ECLI:NL:RBARN:2009:BK3301
Rechtbank Arnhem
- Voorlopige voorziening
- Rechtspraak.nl
Beëindiging huurovereenkomst en ontruimingsbescherming onderhuurders
In deze zaak, gewezen door de kantonrechter J.W.M. Tromp op 6 oktober 2009, gaat het om een geschil tussen een samenwerkingsverband en de onderhuurders van Fruitkoeling Zetten B.V. Het samenwerkingsverband had een huurovereenkomst met Fruitkoeling Zetten, die per 31 augustus 2009 met wederzijds goedvinden is beëindigd.

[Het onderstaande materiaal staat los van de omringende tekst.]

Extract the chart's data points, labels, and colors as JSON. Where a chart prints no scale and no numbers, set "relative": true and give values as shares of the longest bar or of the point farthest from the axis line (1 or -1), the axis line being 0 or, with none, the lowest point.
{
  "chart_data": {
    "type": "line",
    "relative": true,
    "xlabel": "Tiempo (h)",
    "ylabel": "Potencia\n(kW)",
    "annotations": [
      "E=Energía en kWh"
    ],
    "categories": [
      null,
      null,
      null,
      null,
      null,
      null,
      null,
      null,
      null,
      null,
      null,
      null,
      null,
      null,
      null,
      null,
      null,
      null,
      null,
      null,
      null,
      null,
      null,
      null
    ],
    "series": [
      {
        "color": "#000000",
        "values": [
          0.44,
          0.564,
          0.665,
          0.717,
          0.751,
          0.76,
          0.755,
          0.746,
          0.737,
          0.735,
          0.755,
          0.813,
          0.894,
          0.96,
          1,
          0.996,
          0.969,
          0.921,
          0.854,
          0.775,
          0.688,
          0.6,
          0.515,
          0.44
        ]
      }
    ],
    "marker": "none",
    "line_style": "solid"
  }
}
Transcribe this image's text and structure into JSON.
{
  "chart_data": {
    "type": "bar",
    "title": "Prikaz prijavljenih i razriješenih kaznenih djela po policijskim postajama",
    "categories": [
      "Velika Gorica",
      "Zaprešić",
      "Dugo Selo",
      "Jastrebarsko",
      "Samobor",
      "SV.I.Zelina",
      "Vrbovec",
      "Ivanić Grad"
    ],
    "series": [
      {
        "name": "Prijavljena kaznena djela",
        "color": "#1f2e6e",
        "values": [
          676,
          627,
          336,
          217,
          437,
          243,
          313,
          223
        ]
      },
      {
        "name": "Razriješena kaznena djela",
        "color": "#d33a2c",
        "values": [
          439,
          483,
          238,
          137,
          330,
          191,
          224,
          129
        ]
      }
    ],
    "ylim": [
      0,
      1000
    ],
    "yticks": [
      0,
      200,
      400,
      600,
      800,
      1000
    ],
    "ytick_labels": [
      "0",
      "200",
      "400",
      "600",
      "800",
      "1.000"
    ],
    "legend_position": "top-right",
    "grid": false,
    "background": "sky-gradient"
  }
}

De kantonrechter oordeelt dat, omdat de beëindiging met wederzijds goedvinden heeft plaatsgevonden, Fruitkoeling Zetten op grond van artikel 7:230a lid 2 BW geen recht heeft op ontruimingsbescherming conform artikel 7:230a lid 1 BW. Dit betekent dat de onderhuurders, die geen directe huurrelatie met het samenwerkingsverband hebben, ook geen ontruimingsbescherming genieten.
De kantonrechter stelt vast dat de onderhuurders onrechtmatig gebruik maken van de bedrijfsruimte na de beëindiging van de huurovereenkomst. De vordering van het samenwerkingsverband tot ontruiming van het gehuurde wordt afgewezen, omdat de kantonrechter oordeelt dat er geen huurovereenkomst bestaat tussen het samenwerkingsverband en de onderhuurders. De kantonrechter concludeert dat de relatie tussen het samenwerkingsverband en Fruitkoeling Zetten eerder moet worden aangemerkt als lastgeving, waardoor de onderhuurders geen bescherming genieten onder de huurovereenkomst.
De kantonrechter wijst de vordering van het samenwerkingsverband af en veroordeelt het samenwerkingsverband in de kosten van de procedure. Dit vonnis benadrukt het belang van de bescherming van huurders en onderhuurders onder de wet, en de noodzaak voor verhuurders om rekening te houden met de belangen van alle betrokken partijen bij beëindiging van huurovereenkomsten.